Today's Featured Biography
Geri Knick
Hey everyone, I accidentally read every single 96er profile last night. I was planning to stay missing, but I guess I got inspired.
Well, I tried school-MSU- and managed about 4 semesters in 3 years. During semester 5, I found myself doing a student exchange program on a tropical island full or waterfalls, beautiful beaches, pineapples and rhum. Paradise, seriously. There weren’t even mosquitos. It was a totally cliché and wonderful paradise. And I realized that every minute I spent in the classroom was one minute I could be spending elsewhere, and that my time was limited. And then I realized that this glaringly obvious truth was no less true back home at MSU. True, at home my time was limited to maybe 70 years instead of one, but we’ve all seen how fast 10 years can go, right? So, I finally had the guts to quit school, and maybe it’s a stupid thing to be bragging about, but even now, 6 years later I feel it is the best decision I've ever made. Not because life without a diploma is so much better, because in fact, it isn’t. But just because it marked perhaps the turning point of my life. Trusting my own instincts instead of trusting the experts, reason, logic, the economy, basically the whole world but me.
Since then, not so different from everyone else, the one major broken heart, lots of jobs-baking bread being the only one I loved, learning sign language, teaching English in china whilst attempting to learn chinese. Yeah, even tried the ski bum thing but I wasn’t very convincing.
Right around the time of Bush’s getting re-elected I started to seriously question weather I could really call this country ‘home’ and decided it was time to get the hell out. I’ve been working on organic farms in France ever since and can’t imagine ever again becoming a city dweller.
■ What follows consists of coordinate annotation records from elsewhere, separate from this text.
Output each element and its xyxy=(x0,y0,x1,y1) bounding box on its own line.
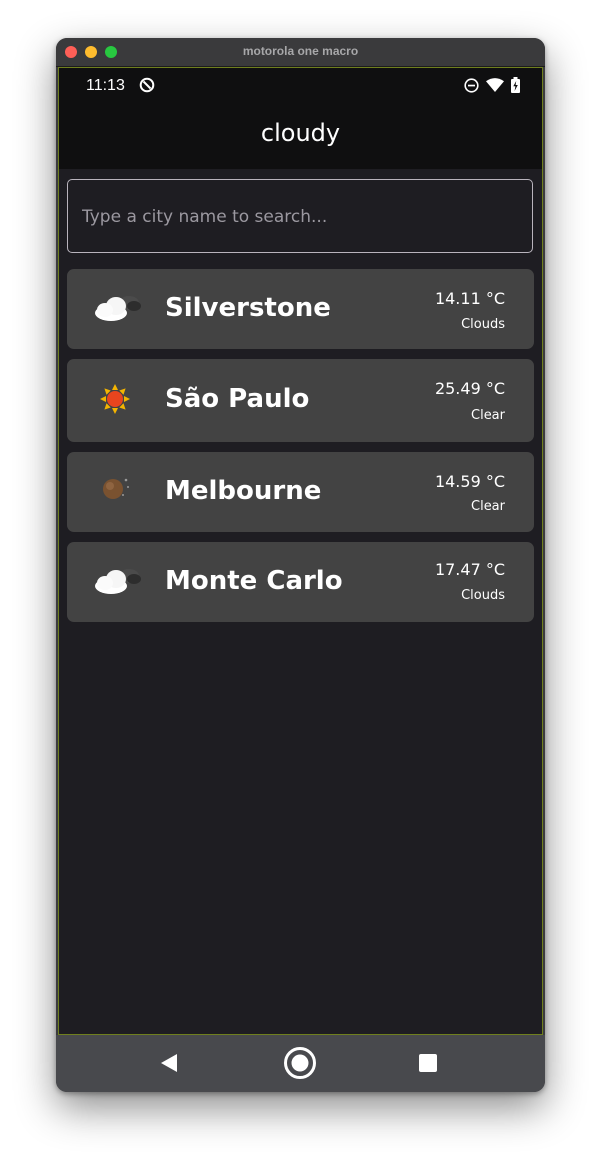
city-condition: Clear xyxy=(471,408,505,423)
status-time: 11:13 xyxy=(86,77,125,94)
cloud-icon xyxy=(95,569,141,594)
home-button[interactable] xyxy=(280,1045,320,1081)
app-header: 11:13 cloudy xyxy=(59,68,542,169)
window-titlebar: motorola one macro xyxy=(56,38,545,67)
status-icons xyxy=(464,77,520,93)
emulator-window: motorola one macro 11:13 cloudy Type a c… xyxy=(56,38,545,1092)
app-title: cloudy xyxy=(260,119,341,147)
data-saver-icon xyxy=(139,77,155,93)
city-temperature: 17.47 °C xyxy=(434,560,505,579)
cloud-icon xyxy=(95,296,141,321)
do-not-disturb-icon xyxy=(464,77,479,93)
wifi-icon xyxy=(486,78,504,92)
city-search-input[interactable] xyxy=(80,180,524,253)
city-name: Monte Carlo xyxy=(165,566,343,596)
recents-button[interactable] xyxy=(408,1045,448,1081)
city-card-silverstone[interactable]: Silverstone 14.11 °C Clouds xyxy=(67,269,534,349)
home-icon xyxy=(284,1047,316,1079)
back-icon xyxy=(161,1054,177,1072)
city-card-melbourne[interactable]: Melbourne 14.59 °C Clear xyxy=(67,452,534,532)
city-temperature: 14.59 °C xyxy=(434,472,505,491)
recents-icon xyxy=(419,1054,437,1072)
window-title: motorola one macro xyxy=(242,44,359,58)
back-button[interactable] xyxy=(149,1045,189,1081)
battery-charging-icon xyxy=(511,77,520,93)
city-temperature: 25.49 °C xyxy=(434,379,505,398)
sun-icon xyxy=(100,384,130,414)
city-temperature: 14.11 °C xyxy=(434,289,505,308)
android-nav-bar xyxy=(56,1035,545,1092)
city-name: Melbourne xyxy=(165,476,322,506)
city-name: São Paulo xyxy=(165,384,310,414)
city-condition: Clouds xyxy=(461,317,505,332)
city-name: Silverstone xyxy=(165,293,331,323)
device-screen: 11:13 cloudy Type a city name to search.… xyxy=(58,67,543,1035)
city-card-monte-carlo[interactable]: Monte Carlo 17.47 °C Clouds xyxy=(67,542,534,622)
city-condition: Clear xyxy=(471,499,505,514)
search-box xyxy=(67,179,533,253)
moon-icon xyxy=(103,478,129,499)
city-card-sao-paulo[interactable]: São Paulo 25.49 °C Clear xyxy=(67,359,534,442)
city-condition: Clouds xyxy=(461,588,505,603)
Met the love of my life just this last August. And he met the love of his life in September. I know, I know, you’re not allowed to call someone the love of your life until the two of you agree upon it. I know this. Anyway it was too good to be true: imagine me with a tall, vegetable-growing, hurdy-gurdy playing French man with an red afro and a beautiful 3 year old. Its too perfect, there would be nothing else to look forward to, it could only go downhill from there. Or at least that’s how I console myself.
I realize it sounds like I’ve just stumbled around randomly, disoriented in a fog for the last 10 years, but from the inside it doesn’t feel that way. At 19 I fell madly in love with languages (all of them) and linguistics, and almost everything I’ve done since is sort of related. It has been not exactly an all-consuming passion but at least a moderatly-consuming passion. Mostly I try to Wu Wei my way through life, but when that doesn’t seem to be working I let my passion for languages take me where it will. And more recently, the fulfillment I’ve found in growing almost all my own food has been like finding something I’ve been searching for my whole life but didn’t even know existed. Finally filling the metaphorical ‘hole in the soul’ The re-union with the web of life. Am I gushing? Sorry. I know I’m a little overzealous about it all, but I can’t help it.
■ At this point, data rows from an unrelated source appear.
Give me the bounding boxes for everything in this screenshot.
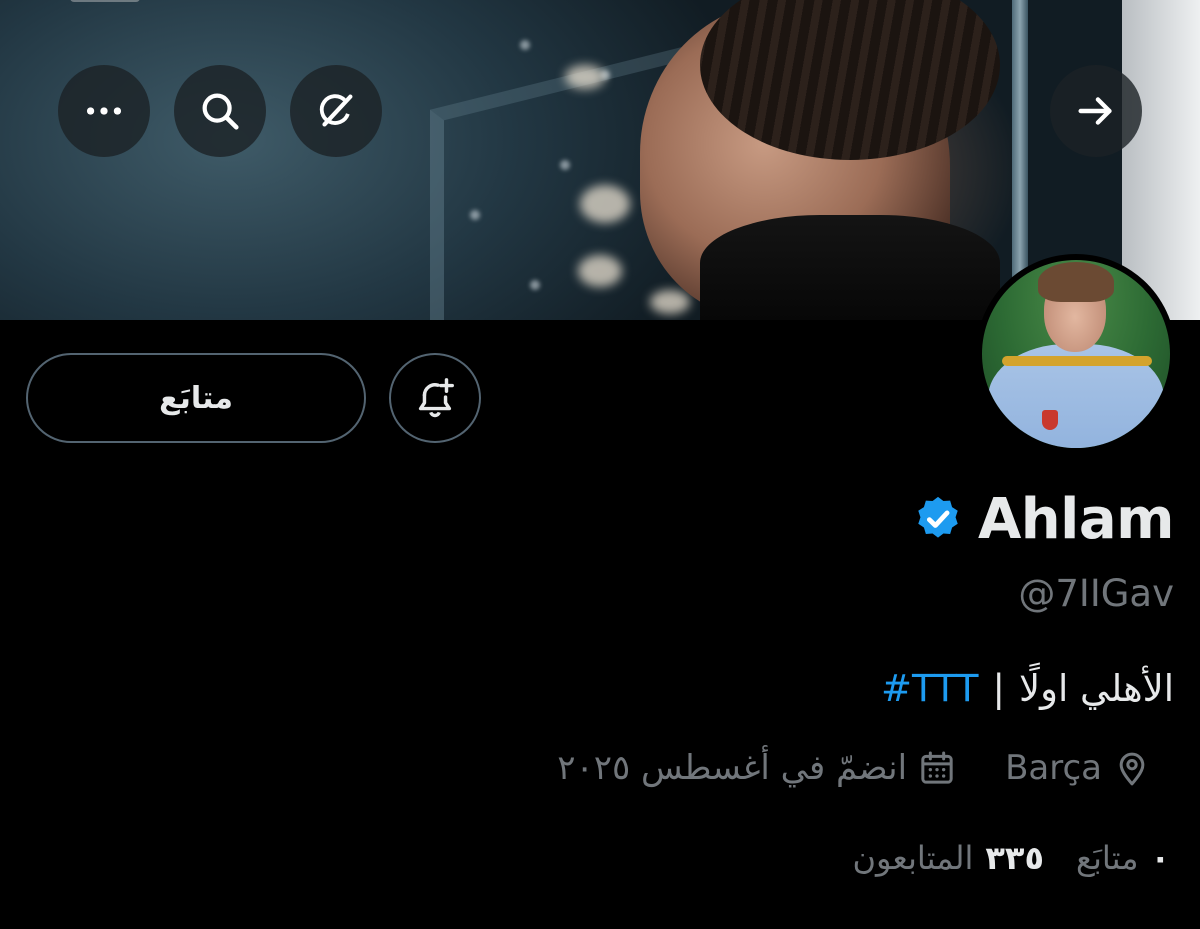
back-button[interactable] <box>1050 65 1142 157</box>
user-handle: @7IIGav <box>1018 572 1174 615</box>
verified-badge-icon[interactable] <box>912 493 964 545</box>
bell-plus-icon <box>418 378 454 418</box>
followers-stat-link[interactable]: ٣٣٥ المتابعون <box>852 839 1044 877</box>
calendar-icon <box>921 751 953 784</box>
following-label: متابَع <box>1075 839 1139 877</box>
search-button[interactable] <box>174 65 266 157</box>
display-name: Ahlam <box>977 486 1175 552</box>
search-icon <box>202 93 239 130</box>
following-stat-link[interactable]: ٠ متابَع <box>1076 839 1170 877</box>
location-pin-icon <box>1119 752 1145 786</box>
profile-avatar[interactable] <box>976 254 1176 454</box>
following-count: ٠ <box>1150 839 1170 877</box>
bio-separator: | <box>992 667 1005 710</box>
profile-meta: Barça انضمّ في أغسطس ٢٠٢٥ <box>557 744 1152 792</box>
followers-label: المتابعون <box>852 839 974 877</box>
avatar-image <box>982 260 1170 448</box>
followers-count: ٣٣٥ <box>985 839 1044 877</box>
status-bar-remnant <box>70 0 140 2</box>
profile-stats: ٠ متابَع ٣٣٥ المتابعون <box>852 834 1170 882</box>
grok-icon <box>319 94 353 127</box>
bio-text: الأهلي اولًا <box>1019 667 1174 710</box>
following-button[interactable]: متابَع <box>26 353 366 443</box>
arrow-right-icon <box>1078 97 1112 125</box>
bio-hashtag-link[interactable]: #TTT <box>881 667 979 710</box>
joined-item: انضمّ في أغسطس ٢٠٢٥ <box>557 748 957 788</box>
more-icon <box>86 107 122 115</box>
more-button[interactable] <box>58 65 150 157</box>
joined-date-text: انضمّ في أغسطس ٢٠٢٥ <box>557 748 908 788</box>
banner-person-jacket <box>700 215 1000 320</box>
location-text: Barça <box>1005 748 1102 788</box>
profile-name-row: Ahlam <box>912 484 1175 554</box>
profile-bio: الأهلي اولًا | #TTT <box>881 667 1174 710</box>
grok-button[interactable] <box>290 65 382 157</box>
location-item: Barça <box>1005 748 1152 788</box>
notifications-button[interactable] <box>389 353 481 443</box>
I never thought of myself as the farming type, but hey, I had a lot of language-based prejudices to overcome. Consider the fact that ‘dirt’- the source of nearly everything we eat- is, well, dirty. The word ‘soil’ doesn’t fare much better- ‘’soiled’’ also means unclean. French dirt is called ‘’terre’’ and there is nothing dirty about la terre. Even when I’m covered in it, which is usually, I’m not dirty, I’m just earthy.
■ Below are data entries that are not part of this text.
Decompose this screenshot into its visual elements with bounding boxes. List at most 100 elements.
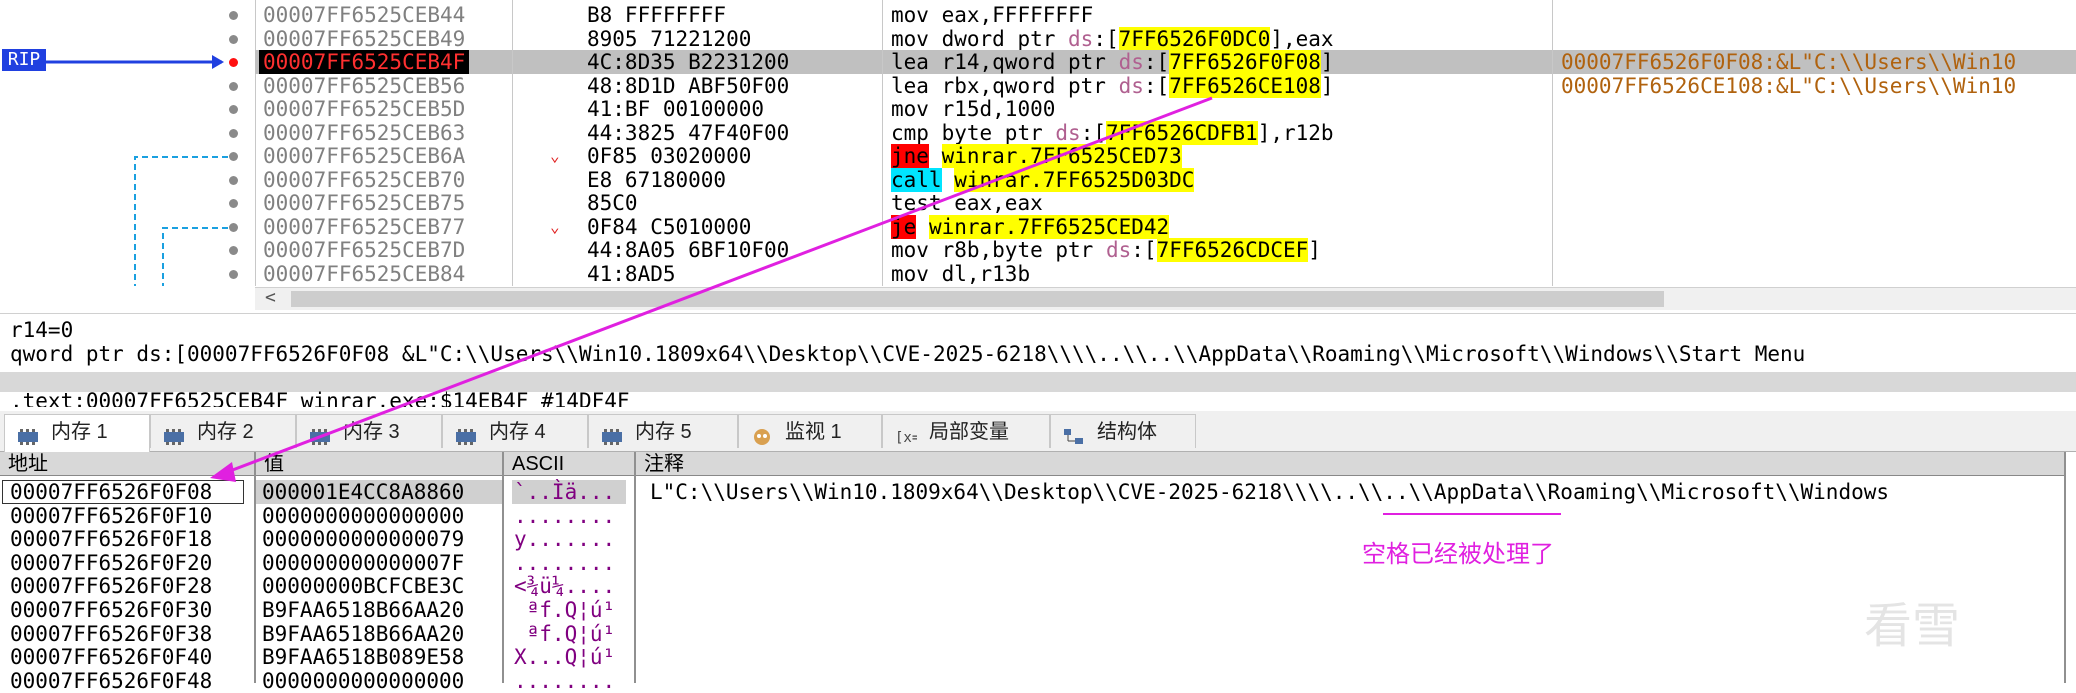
disasm-bytes: 44:8A05 6BF10F00 bbox=[587, 238, 790, 262]
disasm-instruction: mov eax,FFFFFFFF bbox=[891, 3, 1093, 27]
breakpoint-slot-icon[interactable] bbox=[229, 11, 238, 20]
memory-icon bbox=[163, 423, 185, 445]
svg-text:[x=]: [x=] bbox=[895, 430, 917, 446]
dump-ascii: `..Ìä... bbox=[514, 480, 616, 504]
tab-label: 内存 4 bbox=[489, 421, 546, 443]
dump-ascii: <¾ü¼.... bbox=[514, 574, 616, 599]
disasm-row[interactable]: 00007FF6525CEB7D 44:8A05 6BF10F00 mov r8b,… bbox=[255, 238, 2076, 262]
breakpoint-slot-icon[interactable] bbox=[229, 81, 238, 91]
disasm-mnemonic: mov bbox=[891, 26, 929, 51]
disasm-row[interactable]: 00007FF6525CEB70 E8 67180000 call winrar.7… bbox=[255, 167, 2076, 192]
dump-header-value[interactable]: 值 bbox=[256, 452, 504, 476]
breakpoint-slot-icon[interactable] bbox=[229, 152, 238, 161]
dump-value: B9FAA6518B66AA20 bbox=[262, 598, 465, 622]
disasm-operands: r15d,1000 bbox=[941, 97, 1056, 121]
breakpoint-slot-icon[interactable] bbox=[229, 269, 238, 279]
memory-icon bbox=[601, 423, 623, 445]
breakpoint-slot-icon[interactable] bbox=[229, 105, 238, 114]
branch-gutter[interactable] bbox=[0, 0, 256, 286]
disasm-row[interactable]: 00007FF6525CEB56 48:8D1D ABF50F00 lea rbx,… bbox=[255, 73, 2076, 98]
tab-2[interactable]: 内存 2 bbox=[150, 414, 296, 448]
disasm-instruction: cmp byte ptr ds:[7FF6526CDFB1],r12b bbox=[891, 120, 1334, 145]
dump-ascii: X...Q¦ú¹ bbox=[514, 645, 616, 670]
col-sep-comment bbox=[1552, 0, 1553, 286]
dump-row[interactable]: 00007FF6526F0F18 0000000000000079 y....... bbox=[0, 527, 2076, 551]
breakpoint-slot-icon[interactable] bbox=[229, 34, 238, 44]
dump-ascii: ªf.Q¦ú¹ bbox=[514, 621, 616, 646]
dump-row[interactable]: 00007FF6526F0F38 B9FAA6518B66AA20 ªf.Q¦ú¹ bbox=[0, 622, 2076, 646]
disasm-bytes: 41:BF 00100000 bbox=[587, 97, 765, 121]
disasm-instruction: mov r15d,1000 bbox=[891, 97, 1055, 121]
disasm-branch-target: winrar.7FF6525CED73 bbox=[941, 144, 1182, 168]
tab-8[interactable]: 结构体 bbox=[1050, 414, 1196, 448]
rip-label: RIP bbox=[2, 49, 46, 71]
dump-address: 00007FF6526F0F20 bbox=[10, 550, 213, 575]
dump-address: 00007FF6526F0F18 bbox=[10, 527, 213, 552]
disasm-bytes: E8 67180000 bbox=[587, 167, 727, 192]
tab-3[interactable]: 内存 3 bbox=[296, 414, 442, 448]
disasm-branch-target: winrar.7FF6525CED42 bbox=[928, 214, 1170, 239]
struct-icon bbox=[1063, 423, 1085, 444]
dump-row[interactable]: 00007FF6526F0F40 B9FAA6518B089E58 X...Q¦ú¹ bbox=[0, 645, 2076, 669]
dump-tabs: 内存 1 内存 2 内存 3 内存 4 内存 5 监视 1 [x=] 局部变量 结构体 bbox=[0, 411, 2076, 452]
tab-6[interactable]: 监视 1 bbox=[738, 414, 882, 448]
dump-address: 00007FF6526F0F10 bbox=[10, 503, 213, 528]
dump-row[interactable]: 00007FF6526F0F28 00000000BCFCBE3C <¾ü¼.... bbox=[0, 574, 2076, 598]
dump-value: 0000000000000079 bbox=[262, 527, 465, 552]
annotation-note: 空格已经被处理了 bbox=[1362, 540, 1554, 568]
dump-row[interactable]: 00007FF6526F0F20 000000000000007F........ bbox=[0, 551, 2076, 575]
tab-label: 内存 3 bbox=[343, 421, 400, 443]
disasm-instruction: mov r8b,byte ptr ds:[7FF6526CDCEF] bbox=[891, 238, 1321, 262]
dump-header-ascii[interactable]: ASCII bbox=[504, 452, 636, 476]
dump-row[interactable]: 00007FF6526F0F48 0000000000000000........ bbox=[0, 669, 2076, 693]
disasm-segment: ds bbox=[1105, 238, 1132, 262]
tab-4[interactable]: 内存 4 bbox=[442, 414, 588, 448]
memory-dump[interactable]: 地址 值 ASCII 注释 00007FF6526F0F08 000001E4CC… bbox=[0, 452, 2076, 693]
disasm-operand-suffix: ],eax bbox=[1270, 26, 1334, 51]
dump-header-comment[interactable]: 注释 bbox=[636, 452, 2066, 476]
disasm-row[interactable]: 00007FF6525CEB63 44:3825 47F40F00 cmp byte… bbox=[255, 120, 2076, 145]
disasm-row[interactable]: 00007FF6525CEB49 8905 71221200 mov dword p… bbox=[255, 26, 2076, 51]
breakpoint-slot-icon[interactable] bbox=[229, 128, 238, 138]
col-sep-asm bbox=[882, 0, 883, 286]
disasm-row[interactable]: 00007FF6525CEB4F 4C:8D35 B2231200 lea r14,… bbox=[255, 50, 2076, 74]
disasm-memory-address: 7FF6526CE108 bbox=[1169, 73, 1321, 98]
tab-1[interactable]: 内存 1 bbox=[4, 414, 150, 452]
disasm-row[interactable]: 00007FF6525CEB6A 0F85 03020000 jne winrar.… bbox=[255, 144, 2076, 168]
tab-7[interactable]: [x=] 局部变量 bbox=[882, 414, 1050, 448]
dump-row[interactable]: 00007FF6526F0F10 0000000000000000........ bbox=[0, 504, 2076, 528]
breakpoint-slot-icon[interactable] bbox=[229, 175, 238, 185]
breakpoint-slot-icon[interactable] bbox=[229, 199, 238, 208]
disasm-horizontal-scrollbar[interactable]: < bbox=[255, 287, 2076, 310]
breakpoint-slot-icon[interactable] bbox=[229, 246, 238, 255]
breakpoint-active-icon[interactable] bbox=[229, 58, 238, 67]
disasm-row[interactable]: 00007FF6525CEB84 41:8AD5 mov dl,r13b bbox=[255, 262, 2076, 286]
disasm-operands: eax,FFFFFFFF bbox=[941, 3, 1094, 27]
dump-row[interactable]: 00007FF6526F0F30 B9FAA6518B66AA20 ªf.Q¦ú¹ bbox=[0, 598, 2076, 622]
rip-arrow-head-icon bbox=[212, 55, 224, 69]
breakpoint-slot-icon[interactable] bbox=[229, 222, 238, 232]
dump-address: 00007FF6526F0F48 bbox=[10, 668, 213, 693]
dump-header-address[interactable]: 地址 bbox=[0, 452, 256, 476]
disasm-address: 00007FF6525CEB75 bbox=[263, 191, 466, 215]
disasm-bytes: 48:8D1D ABF50F00 bbox=[587, 73, 790, 98]
disasm-row[interactable]: 00007FF6525CEB77 0F84 C5010000 je winrar.7… bbox=[255, 214, 2076, 239]
disasm-row[interactable]: 00007FF6525CEB44 B8 FFFFFFFF mov eax,FFFFF… bbox=[255, 3, 2076, 27]
scroll-left-icon[interactable]: < bbox=[265, 287, 276, 308]
tab-5[interactable]: 内存 5 bbox=[588, 414, 738, 448]
annotation-underline bbox=[1383, 513, 1561, 515]
dump-row[interactable]: 00007FF6526F0F08 000001E4CC8A8860 `..Ìä...… bbox=[0, 480, 2076, 504]
scroll-thumb[interactable] bbox=[291, 291, 1664, 307]
disasm-row[interactable]: 00007FF6525CEB5D 41:BF 00100000 mov r15d,1… bbox=[255, 97, 2076, 121]
disasm-segment: ds bbox=[1055, 120, 1081, 145]
dump-value: 00000000BCFCBE3C bbox=[262, 574, 465, 599]
disasm-branch-target: winrar.7FF6525D03DC bbox=[954, 167, 1195, 192]
disasm-operand-suffix: ] bbox=[1320, 50, 1334, 74]
dump-comment: L"C:\\Users\\Win10.1809x64\\Desktop\\CVE… bbox=[650, 480, 1890, 504]
disasm-address: 00007FF6525CEB77 bbox=[263, 214, 466, 239]
je-branch-line bbox=[162, 227, 228, 286]
dump-value: B9FAA6518B089E58 bbox=[262, 645, 465, 670]
disassembly-pane[interactable]: RIP 00007FF6525CEB44 B8 FFFFFFFF mov eax,F… bbox=[0, 0, 2076, 286]
disasm-mnemonic: mov bbox=[891, 3, 929, 27]
disasm-row[interactable]: 00007FF6525CEB75 85C0 test eax,eax bbox=[255, 191, 2076, 215]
And yes, its more information than any of you wanted, but its because I definitly won’t be making it to the reunion this summer. Maybe its because I’m scared that going back will prove to me that I haven’t changed at all and I’m still the same shy kid, scared of her own voice; but mostly its because there are a lot of vegetables growing in August. Vegetables that need my tender loving care. Also I’m really poor. I probably haven’t made it above the poverty line ever, but I’ve never been quite so far beneath as I am now. (That’s sort of an irrelevant fact though because my life proceeds quite smoothly without money- I help out on one farm, they give me free homebrew, on another I get free goat cheese.) I’m saving my expensive euros to come home for christmas instead . . . hopefully I’ll see some of you then. And if anyone is in france, don’t hesitate to give me a holler.